Die Gründe für den schlechten Zustand der Jarsky-Bauten und die Frage, ob Sanierungsmaßnahmen von der Stadt oder von privater Seite unternommen werden, sind unklar. Auch auf die usbekische Denkmalschutzdebatte im größeren Kontext geht der Autor nicht ein. Dies ist wohl zum einen den begrenzten Möglichkeiten geschuldet, zum anderen ist dies aber auch nicht mehr der Fokus des Buches über die Gebrüder Jarsky.
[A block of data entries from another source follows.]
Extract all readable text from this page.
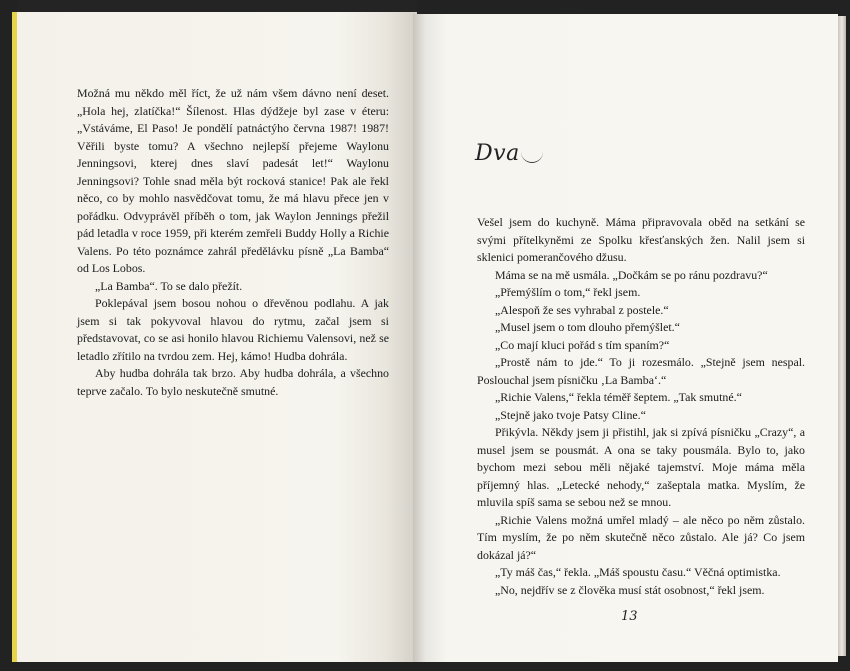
Možná mu někdo měl říct, že už nám všem dávno není deset. „Hola hej, zlatíčka!“ Šílenost. Hlas dýdžeje byl zase v éteru: „Vstáváme, El Paso! Je pondělí patnáctýho června 1987! 1987! Věřili byste tomu? A všechno nejlepší přejeme Waylonu Jenningsovi, kterej dnes slaví padesát let!“ Waylonu Jenningsovi? Tohle snad měla být rocková stanice! Pak ale řekl něco, co by mohlo nasvědčovat tomu, že má hlavu přece jen v pořádku. Odvyprávěl příběh o tom, jak Waylon Jennings přežil pád letadla v roce 1959, při kterém zemřeli Buddy Holly a Richie Valens. Po této poznámce zahrál předělávku písně „La Bamba“ od Los Lobos.

„La Bamba“. To se dalo přežít.

Poklepával jsem bosou nohou o dřevěnou podlahu. A jak jsem si tak pokyvoval hlavou do rytmu, začal jsem si představovat, co se asi honilo hlavou Richiemu Valensovi, než se letadlo zřítilo na tvrdou zem. Hej, kámo! Hudba dohrála.

Aby hudba dohrála tak brzo. Aby hudba dohrála, a všechno teprve začalo. To bylo neskutečně smutné.

Dva

Vešel jsem do kuchyně. Máma připravovala oběd na setkání se svými přítelkyněmi ze Spolku křesťanských žen. Nalil jsem si sklenici pomerančového džusu.

Máma se na mě usmála. „Dočkám se po ránu pozdravu?“

„Přemýšlím o tom,“ řekl jsem.

„Alespoň že ses vyhrabal z postele.“

„Musel jsem o tom dlouho přemýšlet.“

„Co mají kluci pořád s tím spaním?“

„Prostě nám to jde.“ To ji rozesmálo. „Stejně jsem nespal. Poslouchal jsem písničku ‚La Bamba‘.“

„Richie Valens,“ řekla téměř šeptem. „Tak smutné.“

„Stejně jako tvoje Patsy Cline.“

Přikývla. Někdy jsem ji přistihl, jak si zpívá písničku „Crazy“, a musel jsem se pousmát. A ona se taky pousmála. Bylo to, jako bychom mezi sebou měli nějaké tajemství. Moje máma měla příjemný hlas. „Letecké nehody,“ zašeptala matka. Myslím, že mluvila spíš sama se sebou než se mnou.

„Richie Valens možná umřel mladý – ale něco po něm zůstalo. Tím myslím, že po něm skutečně něco zůstalo. Ale já? Co jsem dokázal já?“

„Ty máš čas,“ řekla. „Máš spoustu času.“ Věčná optimistka.

„No, nejdřív se z člověka musí stát osobnost,“ řekl jsem.

13
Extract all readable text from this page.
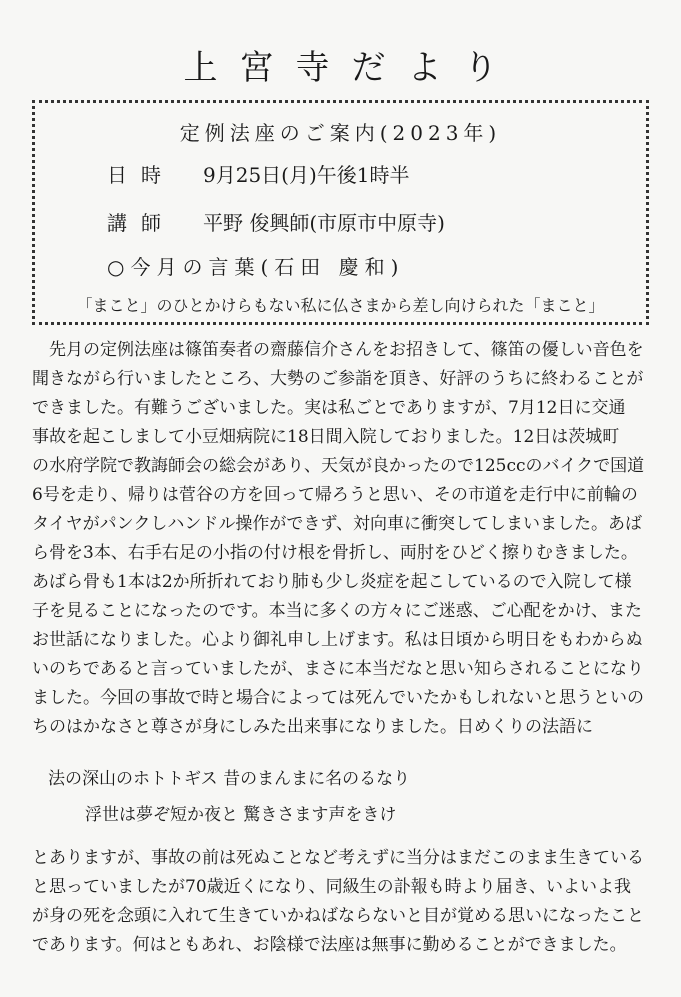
上宮寺だより
定例法座のご案内(2023年)
日時 9月25日(月)午後1時半
講師 平野 俊興師(市原市中原寺)
○今月の言葉(石田 慶和)
「まこと」のひとかけらもない私に仏さまから差し向けられた「まこと」

先月の定例法座は篠笛奏者の齋藤信介さんをお招きして、篠笛の優しい音色を

聞きながら行いましたところ、大勢のご参詣を頂き、好評のうちに終わることが

できました。有難うございました。実は私ごとでありますが、7月12日に交通

事故を起こしまして小豆畑病院に18日間入院しておりました。12日は茨城町

の水府学院で教誨師会の総会があり、天気が良かったので125ccのバイクで国道

6号を走り、帰りは菅谷の方を回って帰ろうと思い、その市道を走行中に前輪の

タイヤがパンクしハンドル操作ができず、対向車に衝突してしまいました。あば

ら骨を3本、右手右足の小指の付け根を骨折し、両肘をひどく擦りむきました。

あばら骨も1本は2か所折れており肺も少し炎症を起こしているので入院して様

子を見ることになったのです。本当に多くの方々にご迷惑、ご心配をかけ、また

お世話になりました。心より御礼申し上げます。私は日頃から明日をもわからぬ

いのちであると言っていましたが、まさに本当だなと思い知らされることになり

ました。今回の事故で時と場合によっては死んでいたかもしれないと思うといの

ちのはかなさと尊さが身にしみた出来事になりました。日めくりの法語に

法の深山のホトトギス 昔のまんまに名のるなり
浮世は夢ぞ短か夜と 驚きさます声をきけ

とありますが、事故の前は死ぬことなど考えずに当分はまだこのまま生きている

と思っていましたが70歳近くになり、同級生の訃報も時より届き、いよいよ我

が身の死を念頭に入れて生きていかねばならないと目が覚める思いになったこと

であります。何はともあれ、お陰様で法座は無事に勤めることができました。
Aufruf zur internationalen gesellschaftlichen Debatte

Insgesamt handelt es sich beim Buch um ein einzigartiges Gesamtwerk, das das künstlerische Schaffen von Pjotr, Nikolaj und Alexander Jarsky präzise und differenziert erfasst. Die Monografie gewährt außerdem Einblicke in die sowjetische Rezeptionsgeschichte sowie in das persönliche Familienarchiv und kontextualisiert diese für ein europäisches und deutschsprachiges Publikum. Die Arbeit über die Jarsky-Brüder soll auch ins Russische und Englische übersetzt werden. Der elegant gestaltete Bildband eignet sich nicht nur für Kunst- und Architekturliebhaber. Das Buch lädt zum Schmökern und zum Bestaunen der farbenvollen Abbildungen ein.
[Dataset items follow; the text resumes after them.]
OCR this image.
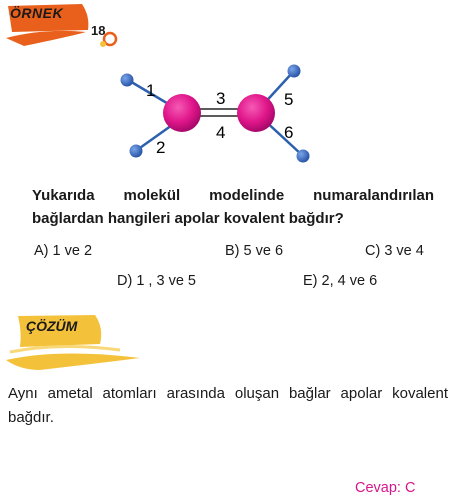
ÖRNEK
18
1
2
3
4
5
6
Yukarıda molekül modelinde numaralandırılan bağlardan hangileri apolar kovalent bağdır?
A) 1 ve 2	B) 5 ve 6	C) 3 ve 4
D) 1 , 3 ve 5	E) 2, 4 ve 6
ÇÖZÜM
Aynı ametal atomları arasında oluşan bağlar apolar kovalent bağdır.
Cevap: C
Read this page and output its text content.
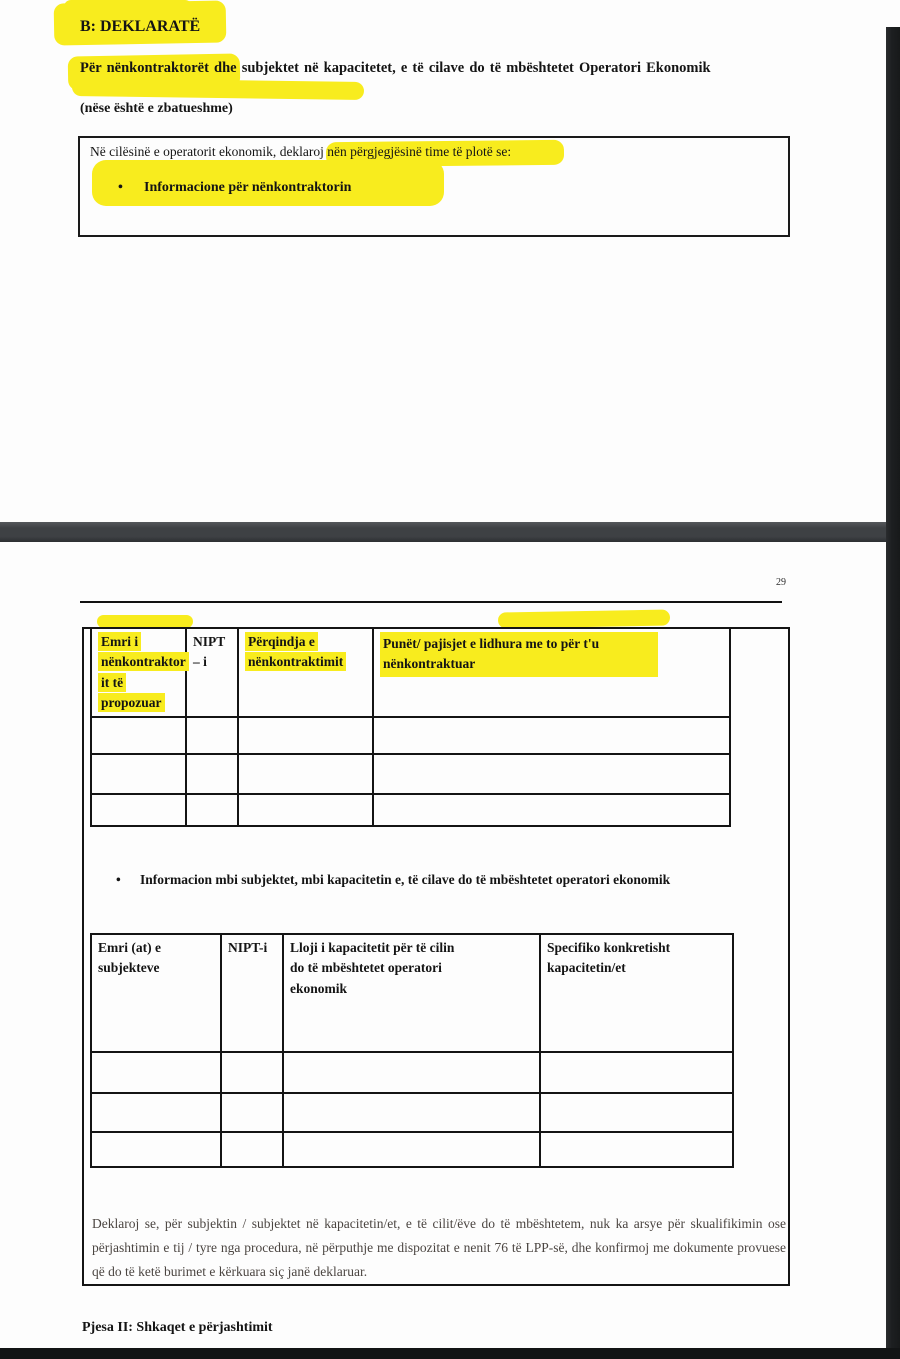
B: DEKLARATË

Për nënkontraktorët dhe subjektet në kapacitetet, e të cilave do të mbështetet Operatori Ekonomik

(nëse është e zbatueshme)

Në cilësinë e operatorit ekonomik, deklaroj nën përgjegjësinë time të plotë se:

• Informacione për nënkontraktorin

29
Emri i nënkontraktor it të propozuar	NIPT – i	Përqindja e nënkontraktimit	Punët/ pajisjet e lidhura me to për t'u nënkontraktuar

• Informacion mbi subjektet, mbi kapacitetin e, të cilave do të mbështetet operatori ekonomik

Emri (at) e subjekteve	NIPT-i	Lloji i kapacitetit për të cilin do të mbështetet operatori ekonomik	Specifiko konkretisht kapacitetin/et

Deklaroj se, për subjektin / subjektet në kapacitetin/et, e të cilit/ëve do të mbështetem, nuk ka arsye për skualifikimin ose përjashtimin e tij / tyre nga procedura, në përputhje me dispozitat e nenit 76 të LPP-së, dhe konfirmoj me dokumente provuese që do të ketë burimet e kërkuara siç janë deklaruar.

Pjesa II: Shkaqet e përjashtimit
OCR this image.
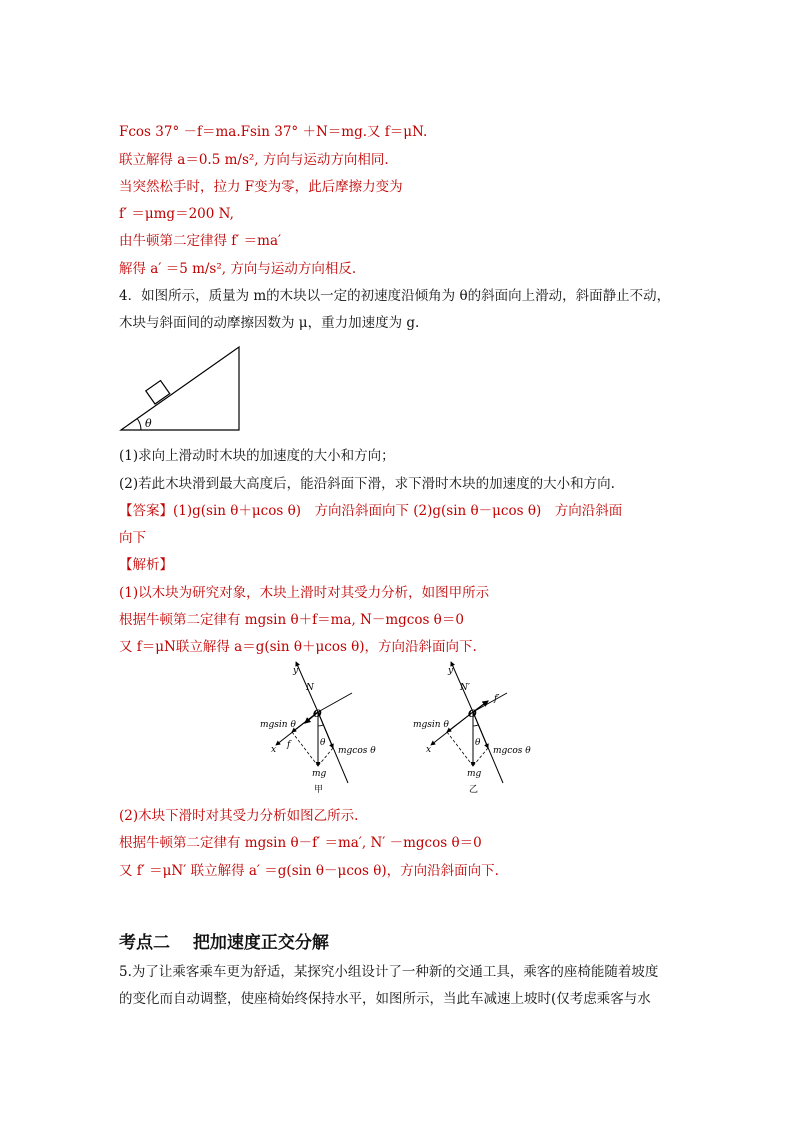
Fcos 37° －f＝ma.Fsin 37° ＋N＝mg.又 f＝μN.
联立解得 a＝0.5 m/s², 方向与运动方向相同.
当突然松手时，拉力 F变为零，此后摩擦力变为
f′ ＝μmg＝200 N,
由牛顿第二定律得 f′ ＝ma′
解得 a′ ＝5 m/s², 方向与运动方向相反.
4．如图所示，质量为 m的木块以一定的初速度沿倾角为 θ的斜面向上滑动，斜面静止不动，
木块与斜面间的动摩擦因数为 μ，重力加速度为 g.
θ
(1)求向上滑动时木块的加速度的大小和方向；
(2)若此木块滑到最大高度后，能沿斜面下滑，求下滑时木块的加速度的大小和方向.
【答案】(1)g(sin θ＋μcos θ)　方向沿斜面向下 (2)g(sin θ－μcos θ)　方向沿斜面
向下
【解析】
(1)以木块为研究对象，木块上滑时对其受力分析，如图甲所示
根据牛顿第二定律有 mgsin θ＋f＝ma, N－mgcos θ＝0
又 f＝μN联立解得 a＝g(sin θ＋μcos θ)，方向沿斜面向下.
y
N
O
mgsin θ
f
x
θ
mgcos θ
mg
甲
y
N′
O
f′
mgsin θ
x
θ
mgcos θ
mg
乙
(2)木块下滑时对其受力分析如图乙所示.
根据牛顿第二定律有 mgsin θ－f′ ＝ma′, N′ －mgcos θ＝0
又 f′ ＝μN′ 联立解得 a′ ＝g(sin θ－μcos θ)，方向沿斜面向下.
考点二　 把加速度正交分解
5.为了让乘客乘车更为舒适，某探究小组设计了一种新的交通工具，乘客的座椅能随着坡度
的变化而自动调整，使座椅始终保持水平，如图所示，当此车减速上坡时(仅考虑乘客与水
Neben den Zeichnungen und Fotografien enthält der Band eine Karte mit allen Jarsky-Gebäuden sowie ein Adressverzeichnis. So können Leser:innen die Jarsky-Fassaden in Taschkent leicht wiederfinden. Wer demnächst eine Kulturreise nach Usbekistan plant, sollte Meusers Buch vorher bestellen und lesen, um Taschkent von einer ganz neuen Seite kennenzulernen. Da es sich um ein großformatiges Buch handelt, passt es zwar nicht in jede Reisetasche, eignet sich dafür aber gut als Geschenk.
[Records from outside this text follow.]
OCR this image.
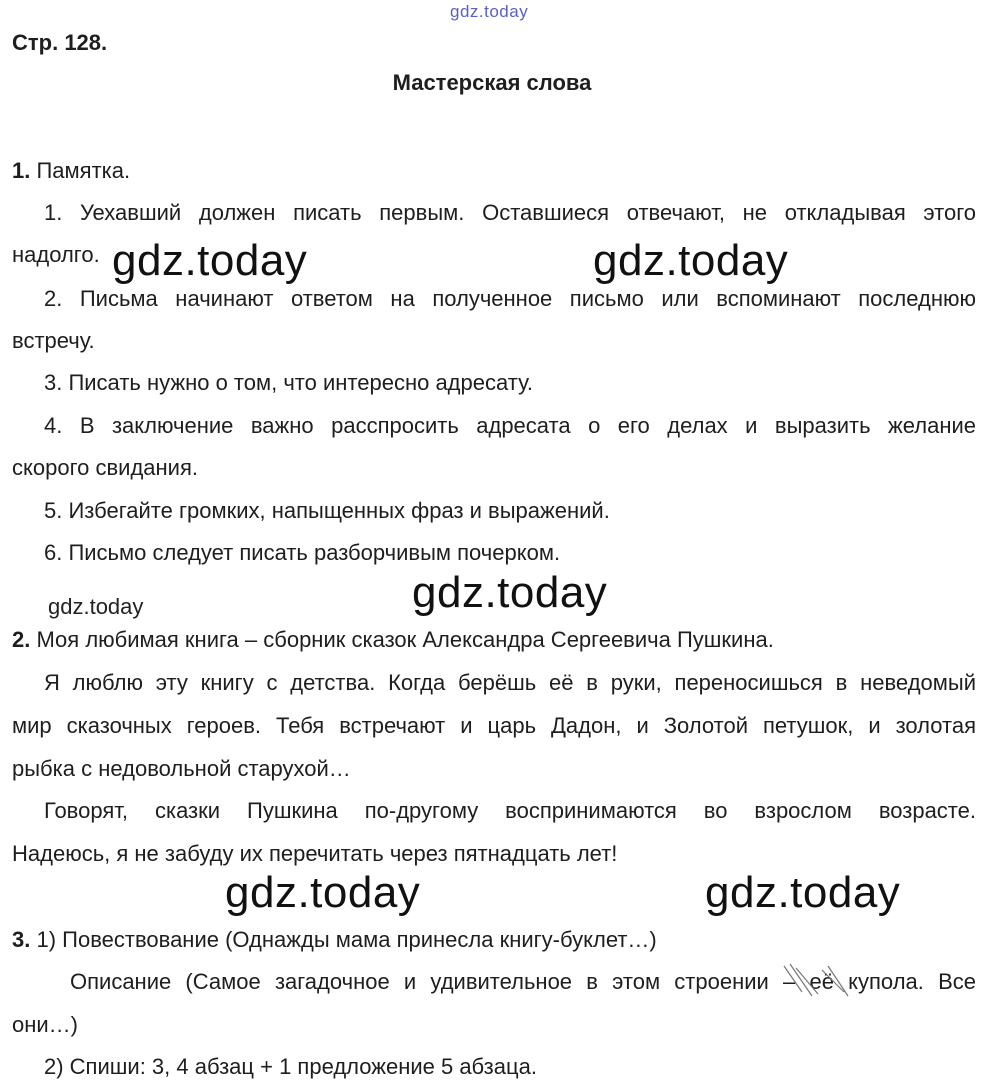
gdz.today
Стр. 128.
Мастерская слова
1. Памятка.
1. Уехавший должен писать первым. Оставшиеся отвечают, не откладывая этого
надолго.
2. Письма начинают ответом на полученное письмо или вспоминают последнюю
встречу.
3. Писать нужно о том, что интересно адресату.
4. В заключение важно расспросить адресата о его делах и выразить желание
скорого свидания.
5. Избегайте громких, напыщенных фраз и выражений.
6. Письмо следует писать разборчивым почерком.
2. Моя любимая книга – сборник сказок Александра Сергеевича Пушкина.
Я люблю эту книгу с детства. Когда берёшь её в руки, переносишься в неведомый
мир сказочных героев. Тебя встречают и царь Дадон, и Золотой петушок, и золотая
рыбка с недовольной старухой…
Говорят, сказки Пушкина по-другому воспринимаются во взрослом возрасте.
Надеюсь, я не забуду их перечитать через пятнадцать лет!
3. 1) Повествование (Однажды мама принесла книгу-буклет…)
Описание (Самое загадочное и удивительное в этом строении – её купола. Все
они…)
2) Спиши: 3, 4 абзац + 1 предложение 5 абзаца.
gdz.today	gdz.today
gdz.today
gdz.today
gdz.today	gdz.today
Das Werk regt darüber hinaus eine relevante akademische und gesellschaftliche Diskussion über den Denkmalwert der sowjetischen Moderne an und mahnt zu Recht, den Bauten genügend Aufmerksamkeit zu schenken, bevor sie allmählich aus dem Stadtbild verschwinden.

Meuser Philipp: Fassadenkunst im Plattenbau. Das Werk der Brüder Jarsky im sowjetischen Taschkent. Mit einem Beitrag von Nina Jarsky. 368 Seiten, DOM publishers, ISBN 978-3-86922-466-4, November 2023.